Al di là degli aspetti più ironici delle tue canzoni, esprimi anche il tuo lato più intimo in un brano come “Eva”, che ha il coraggio di affrontare il punto di vista della coppia dalla parte di lei, giungendo alla conclusione che nonostante l’ira di Dio, “tu per me e io per te siamo la sola cosa che del Paradiso ci rimane”. Cosa ti ha spinto a scrivere una canzone come “Eva” e non, per dire, una “Adamo”?

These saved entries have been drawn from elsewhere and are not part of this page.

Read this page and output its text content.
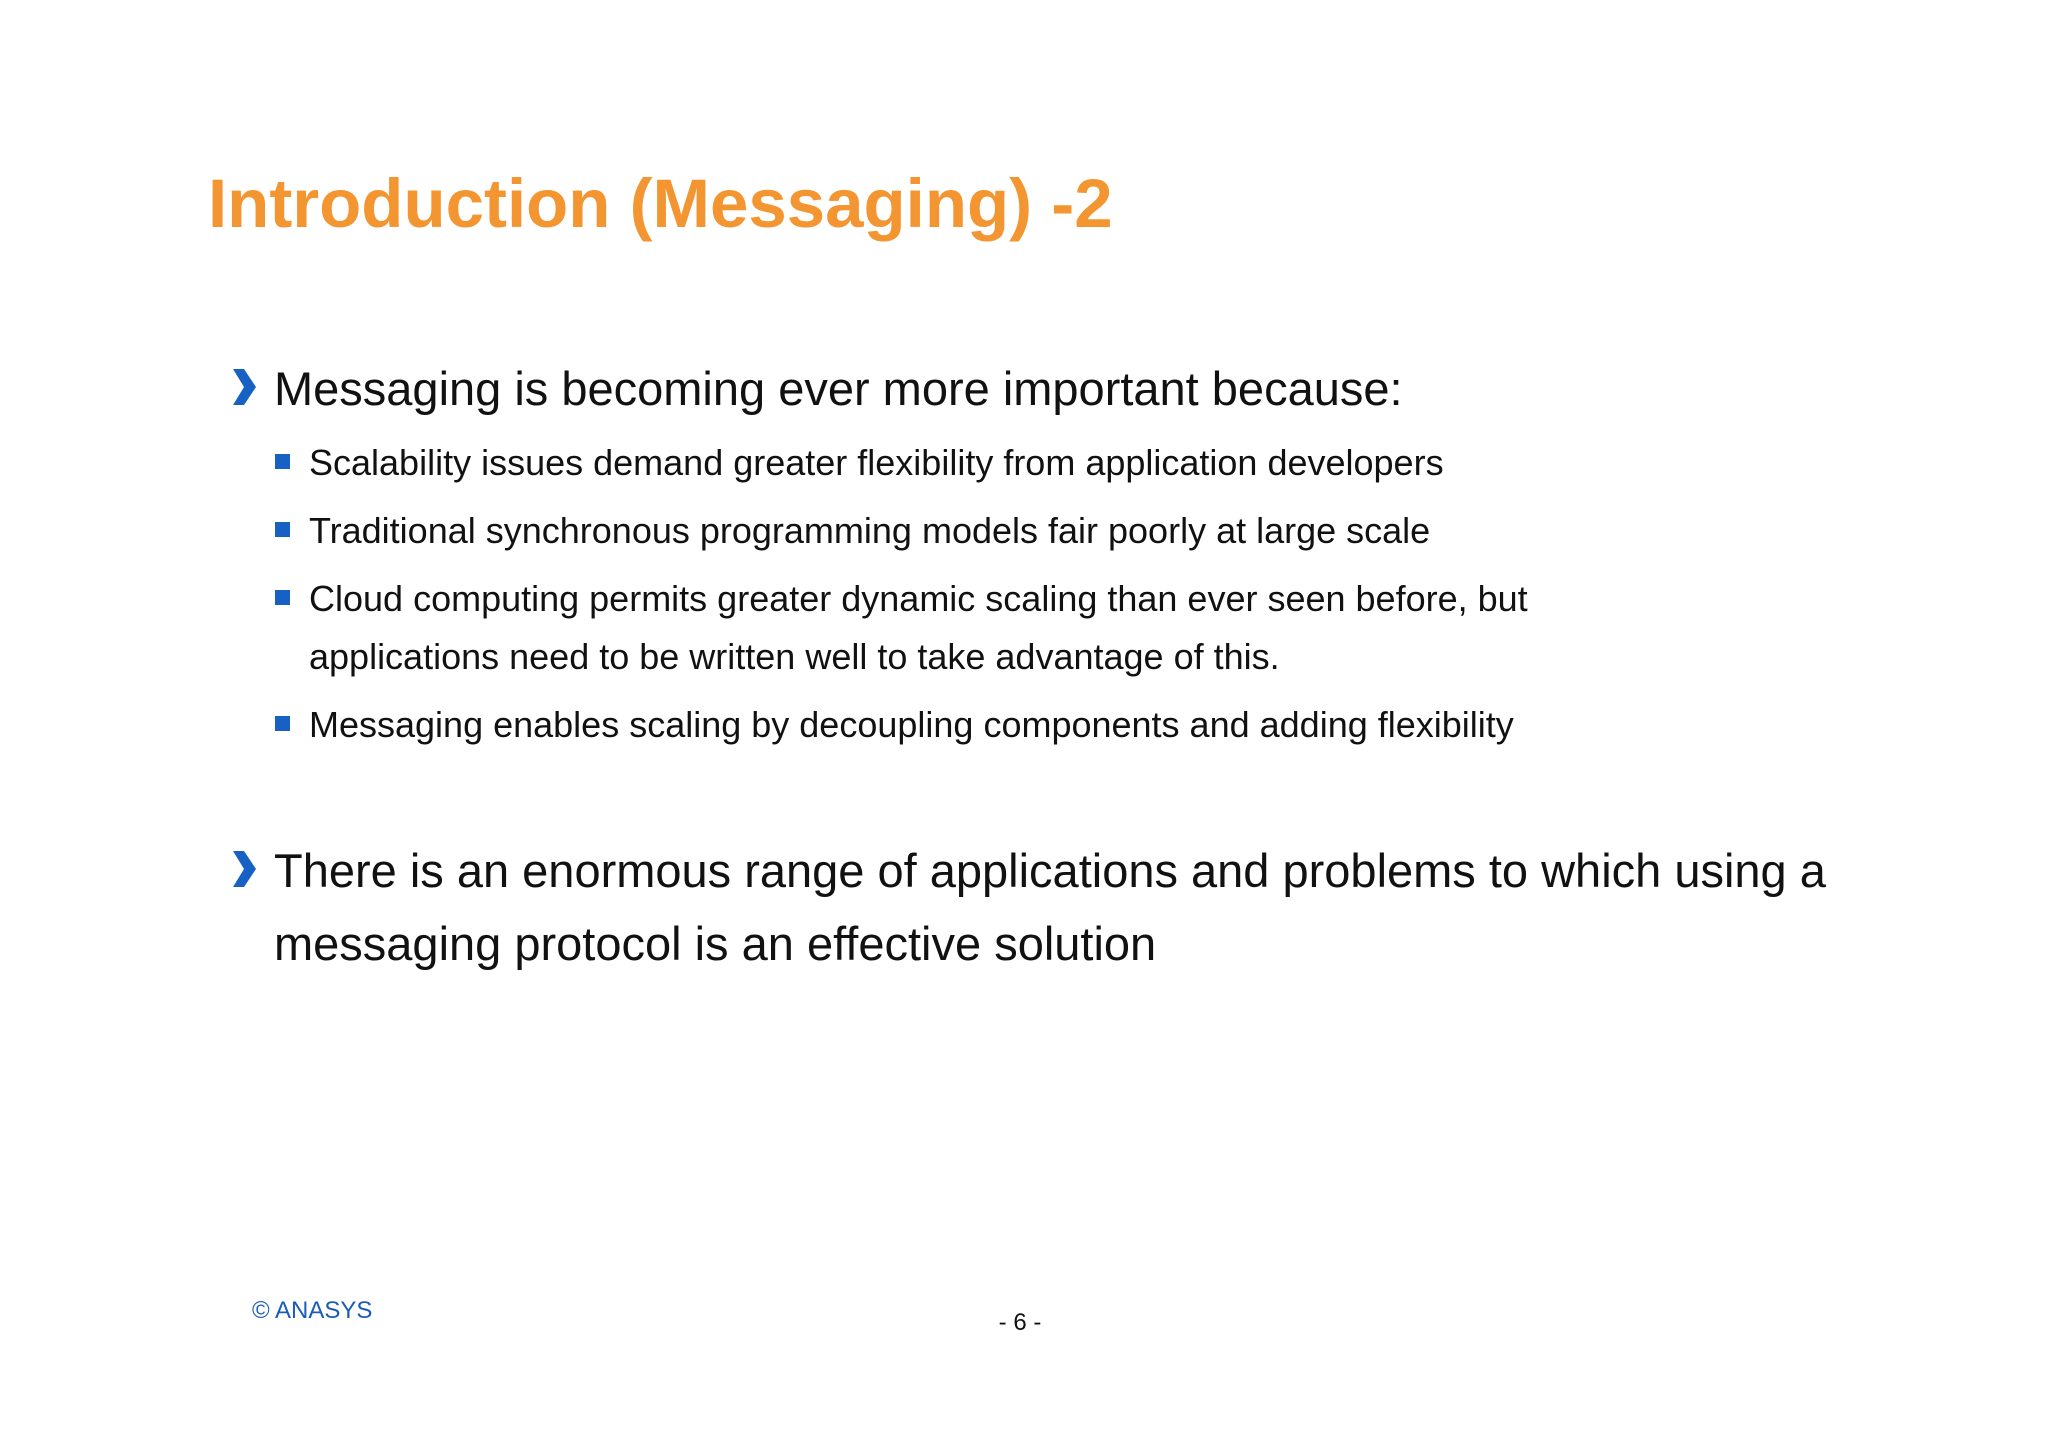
Introduction (Messaging) -2
Messaging is becoming ever more important because:
Scalability issues demand greater flexibility from application developers
Traditional synchronous programming models fair poorly at large scale
Cloud computing permits greater dynamic scaling than ever seen before, but applications need to be written well to take advantage of this.
Messaging enables scaling by decoupling components and adding flexibility
There is an enormous range of applications and problems to which using a messaging protocol is an effective solution
© ANASYS	- 6 -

In “Eva” faccio un piccolo film dove interpeto la parte della donna. La figura della donna mi incuriosisce, mi ci confronto costantemente, sia per capire meglio degli aspetti di me, che non sono proprio il “maschio alfa”. Passo molto tempo a cercare di capire come sono fatte loro e come siamo fatti noi, con annessi e connessi. Ma sto tentando di scrivere “Adamo”. Però d’altro canto c’è anche “Hai messo incinta una scema” che temevo fosse troppo forte, dato che emerge una tipologia di donna non proprio lusinghiera alla categoria. Ho provato a raccontare tutti gli aspetti dei due mondi, dell’uomo e della donna.
C’è qualcosa del disco che adesso faresti diversamente?
Ho delle perplessità su “Alieno”. Il brano, benché sia registrato per intero, si interrompe bruscamente, perché pensavamo non avesse la robustezza per funzionare autonomamente come brano a se stante, però ci piacevano una serie di elementi, ma credo comunque che sia la canzone meno riuscita del disco. Ha molto più senso come introduzione per “Conversazione con marco…”, esiste un rapporto tra le due ma non so quanto questa cosa sia evidente. Per il resto non riesco a guardare all’album con distacco, anzi ci sono delle cose che sono ancora stupito di come siano uscite fuori, per esempio “Stai andando bene Giovanni”, “Pirati” e “Tutto l’universo” sono canzoni che penso sia strano averle scritte, più che per i testi proprio per la musica.